5 Ways the Real Estate Market Has Changed

  1. Buying patterns have shifted. During the height of the pandemic, people were hesitant to make real estate decisions. But now that restrictions are being lifted, analysts predict a "W-shaped" real estate pattern, with sales increasing between July and September. COVID-19 also prompted some consumers to leave major cities and rethink their living situations.
  2. Inventory is low, which can result in a "feeding frenzy" among buyers and investors. The best properties will go quickly, so be prepared for bidding wars. Use comprehensive and reliable data to ensure that you or your clients are not overpaying. Today's impulse purchase can be tomorrow's investment regret.
  3. Buyers are acting quickly. "Some buyers are behaving more decisively than usual," asserts John Castle, an Ontario-based real estate agent.  Adds Michael A Kelczewski, associate broker at Brandywine Fine Properties in Delaware, "Lower interest rates are helping on-the-fence buyers position themselves to purchase. The increased budget benefits prospective buyers during competitive bidding scenarios."
  4. Lenders are exercising caution. As consumers and investors become more zealous in this lower-rate environment, lending guidelines have become more stringent and underwriting and approval processes have slowed, observes Troy Palmquist, founder/broker at The Address Real Estate in California. Savvy brokers and agents are encouraging their clients to prepare to buy long before they put in offers.
  5. Some buyers have to put more down. Lenders are also establishing new requirements for real estate investors. "Although interest rates have dropped, lenders are putting nine to 12 months of debt payment in escrow and asking for higher reserves," notes Ellie Perlman, CEO of Blue Lake Capital. This will ultimately lower investors' returns.
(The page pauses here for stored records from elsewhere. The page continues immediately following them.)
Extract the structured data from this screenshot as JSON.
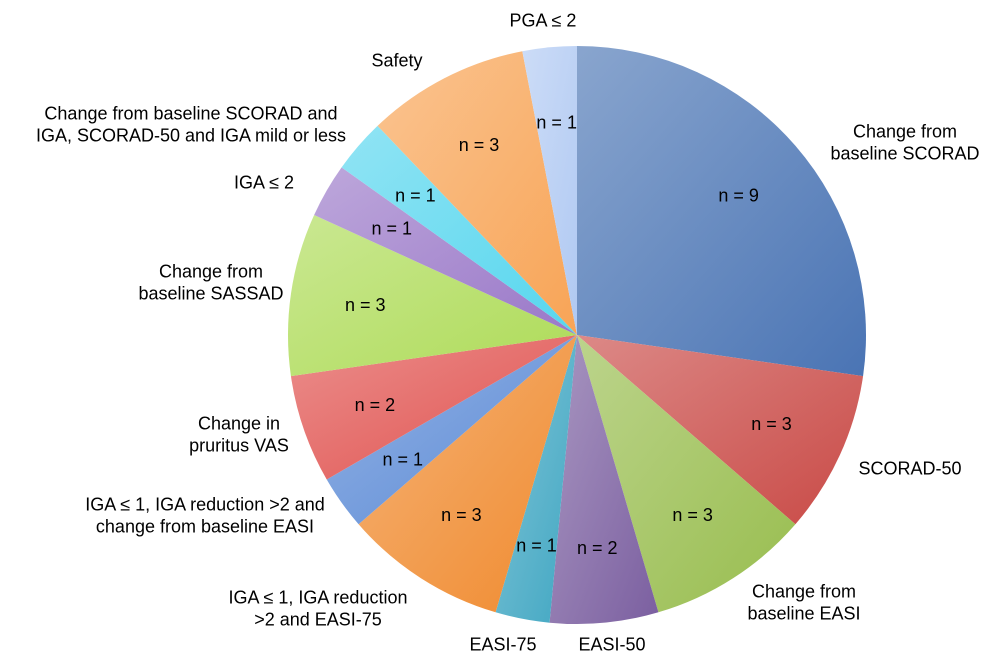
{
  "chart_data": {
    "type": "pie",
    "title": "",
    "start_angle_deg": 0,
    "direction": "clockwise",
    "slices": [
      {
        "label": "Change from baseline SCORAD",
        "label_lines": [
          "Change from",
          "baseline SCORAD"
        ],
        "value": 9,
        "value_label": "n = 9",
        "color": "#4a74b4"
      },
      {
        "label": "SCORAD-50",
        "label_lines": [
          "SCORAD-50"
        ],
        "value": 3,
        "value_label": "n = 3",
        "color": "#c94a46"
      },
      {
        "label": "Change from baseline EASI",
        "label_lines": [
          "Change from",
          "baseline EASI"
        ],
        "value": 3,
        "value_label": "n = 3",
        "color": "#98bd4e"
      },
      {
        "label": "EASI-50",
        "label_lines": [
          "EASI-50"
        ],
        "value": 2,
        "value_label": "n = 2",
        "color": "#7b5fa0"
      },
      {
        "label": "EASI-75",
        "label_lines": [
          "EASI-75"
        ],
        "value": 1,
        "value_label": "n = 1",
        "color": "#3fa6c2"
      },
      {
        "label": "IGA ≤ 1, IGA reduction >2 and EASI-75",
        "label_lines": [
          "IGA ≤ 1, IGA reduction",
          ">2 and EASI-75"
        ],
        "value": 3,
        "value_label": "n = 3",
        "color": "#f08a2e"
      },
      {
        "label": "IGA ≤ 1, IGA reduction >2 and change from baseline EASI",
        "label_lines": [
          "IGA ≤ 1, IGA reduction >2 and",
          "change from baseline EASI"
        ],
        "value": 1,
        "value_label": "n = 1",
        "color": "#5b8ad6"
      },
      {
        "label": "Change in pruritus VAS",
        "label_lines": [
          "Change in",
          "pruritus VAS"
        ],
        "value": 2,
        "value_label": "n = 2",
        "color": "#e0514e"
      },
      {
        "label": "Change from baseline SASSAD",
        "label_lines": [
          "Change from",
          "baseline SASSAD"
        ],
        "value": 3,
        "value_label": "n = 3",
        "color": "#aedb58"
      },
      {
        "label": "IGA ≤ 2",
        "label_lines": [
          "IGA ≤ 2"
        ],
        "value": 1,
        "value_label": "n = 1",
        "color": "#9a78c8"
      },
      {
        "label": "Change from baseline SCORAD and IGA, SCORAD-50 and IGA mild or less",
        "label_lines": [
          "Change from baseline SCORAD and",
          "IGA, SCORAD-50 and IGA mild or less"
        ],
        "value": 1,
        "value_label": "n = 1",
        "color": "#56d6ee"
      },
      {
        "label": "Safety",
        "label_lines": [
          "Safety"
        ],
        "value": 3,
        "value_label": "n = 3",
        "color": "#f8a456"
      },
      {
        "label": "PGA ≤ 2",
        "label_lines": [
          "PGA ≤ 2"
        ],
        "value": 1,
        "value_label": "n = 1",
        "color": "#b0c9f2"
      }
    ]
  }
}
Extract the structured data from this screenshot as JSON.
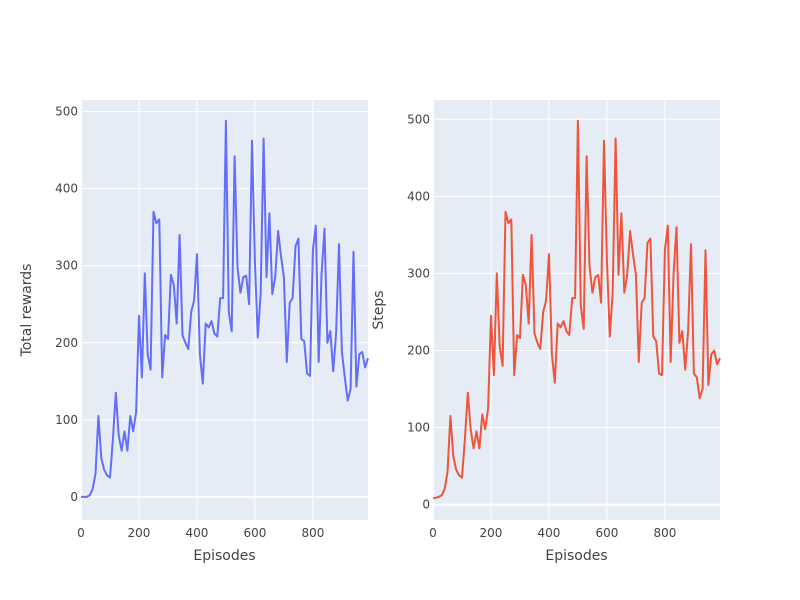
{
  "chart_data": [
    {
      "type": "line",
      "xlabel": "Episodes",
      "ylabel": "Total rewards",
      "xlim": [
        0,
        990
      ],
      "ylim": [
        -30,
        515
      ],
      "xticks": [
        0,
        200,
        400,
        600,
        800
      ],
      "xtick_labels": [
        "0",
        "200",
        "400",
        "600",
        "800"
      ],
      "yticks": [
        0,
        100,
        200,
        300,
        400,
        500
      ],
      "ytick_labels": [
        "0",
        "100",
        "200",
        "300",
        "400",
        "500"
      ],
      "color": "#636efa",
      "grid": true,
      "series": [
        {
          "x": [
            0,
            10,
            20,
            30,
            40,
            50,
            60,
            70,
            80,
            90,
            100,
            110,
            120,
            130,
            140,
            150,
            160,
            170,
            180,
            190,
            200,
            210,
            220,
            230,
            240,
            250,
            260,
            270,
            280,
            290,
            300,
            310,
            320,
            330,
            340,
            350,
            360,
            370,
            380,
            390,
            400,
            410,
            420,
            430,
            440,
            450,
            460,
            470,
            480,
            490,
            500,
            510,
            520,
            530,
            540,
            550,
            560,
            570,
            580,
            590,
            600,
            610,
            620,
            630,
            640,
            650,
            660,
            670,
            680,
            690,
            700,
            710,
            720,
            730,
            740,
            750,
            760,
            770,
            780,
            790,
            800,
            810,
            820,
            830,
            840,
            850,
            860,
            870,
            880,
            890,
            900,
            910,
            920,
            930,
            940,
            950,
            960,
            970,
            980,
            990
          ],
          "y": [
            0,
            0,
            0,
            2,
            10,
            30,
            105,
            50,
            35,
            28,
            25,
            75,
            135,
            80,
            60,
            85,
            60,
            105,
            85,
            110,
            235,
            155,
            290,
            185,
            165,
            370,
            355,
            360,
            155,
            210,
            205,
            288,
            275,
            225,
            340,
            210,
            200,
            192,
            240,
            255,
            315,
            185,
            147,
            225,
            220,
            228,
            212,
            208,
            258,
            258,
            488,
            240,
            215,
            442,
            298,
            265,
            285,
            287,
            250,
            462,
            305,
            207,
            265,
            465,
            285,
            368,
            263,
            285,
            345,
            312,
            285,
            175,
            252,
            258,
            325,
            335,
            205,
            202,
            160,
            157,
            320,
            352,
            175,
            290,
            348,
            200,
            215,
            163,
            212,
            328,
            188,
            155,
            125,
            140,
            318,
            143,
            185,
            188,
            168,
            180
          ]
        }
      ]
    },
    {
      "type": "line",
      "xlabel": "Episodes",
      "ylabel": "Steps",
      "xlim": [
        0,
        990
      ],
      "ylim": [
        -20,
        525
      ],
      "xticks": [
        0,
        200,
        400,
        600,
        800
      ],
      "xtick_labels": [
        "0",
        "200",
        "400",
        "600",
        "800"
      ],
      "yticks": [
        0,
        100,
        200,
        300,
        400,
        500
      ],
      "ytick_labels": [
        "0",
        "100",
        "200",
        "300",
        "400",
        "500"
      ],
      "color": "#ef553b",
      "grid": true,
      "series": [
        {
          "x": [
            0,
            10,
            20,
            30,
            40,
            50,
            60,
            70,
            80,
            90,
            100,
            110,
            120,
            130,
            140,
            150,
            160,
            170,
            180,
            190,
            200,
            210,
            220,
            230,
            240,
            250,
            260,
            270,
            280,
            290,
            300,
            310,
            320,
            330,
            340,
            350,
            360,
            370,
            380,
            390,
            400,
            410,
            420,
            430,
            440,
            450,
            460,
            470,
            480,
            490,
            500,
            510,
            520,
            530,
            540,
            550,
            560,
            570,
            580,
            590,
            600,
            610,
            620,
            630,
            640,
            650,
            660,
            670,
            680,
            690,
            700,
            710,
            720,
            730,
            740,
            750,
            760,
            770,
            780,
            790,
            800,
            810,
            820,
            830,
            840,
            850,
            860,
            870,
            880,
            890,
            900,
            910,
            920,
            930,
            940,
            950,
            960,
            970,
            980,
            990
          ],
          "y": [
            8,
            9,
            10,
            12,
            20,
            42,
            115,
            63,
            45,
            38,
            35,
            85,
            145,
            98,
            73,
            95,
            73,
            117,
            98,
            125,
            245,
            168,
            300,
            205,
            180,
            380,
            365,
            370,
            168,
            220,
            216,
            298,
            285,
            235,
            350,
            222,
            210,
            202,
            250,
            265,
            325,
            195,
            158,
            235,
            230,
            238,
            225,
            220,
            268,
            268,
            498,
            258,
            228,
            452,
            310,
            275,
            295,
            298,
            262,
            472,
            318,
            218,
            275,
            475,
            298,
            378,
            275,
            298,
            355,
            325,
            298,
            185,
            262,
            268,
            340,
            345,
            218,
            212,
            170,
            168,
            330,
            362,
            185,
            300,
            360,
            210,
            225,
            175,
            225,
            338,
            170,
            165,
            138,
            150,
            330,
            155,
            195,
            200,
            182,
            190
          ]
        }
      ]
    }
  ]
}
How Real Estate Brokers and Agents Can Respond to Lower Rates

Data is more important than ever. Your clients will expect you to stay on top of available properties and neighborhood trends. Establish yourself as a trusted advisor and share up-to-date information with them as you see it. Savvy and customer-focused brokers and agents include up-to-date mortgage data in their e-newsletters and share it on social media. Educating your clients — especially first-time homebuyers — on how to prepare to buy a home is also critical.

Plan for a busy summer. According to CNBC,

"As states reopen, so are open houses, and buyers have been coming out in force, if masked. Record low mortgage rates, combined with strong pent-up demand from before the pandemic and a new desire to leave urban downtowns due to the pandemic, are driving buyers back to the single-family home market."

Above all, this is a time to shine. Your people-centric relationship-building and communication skills will come into play as you work with deal-hungry consumers and investors. Although no one can really predict mortgage rates from week to week, providing the latest information and a calm and logical perspective throughout the process will build trust that lasts long after this low-rate selling season.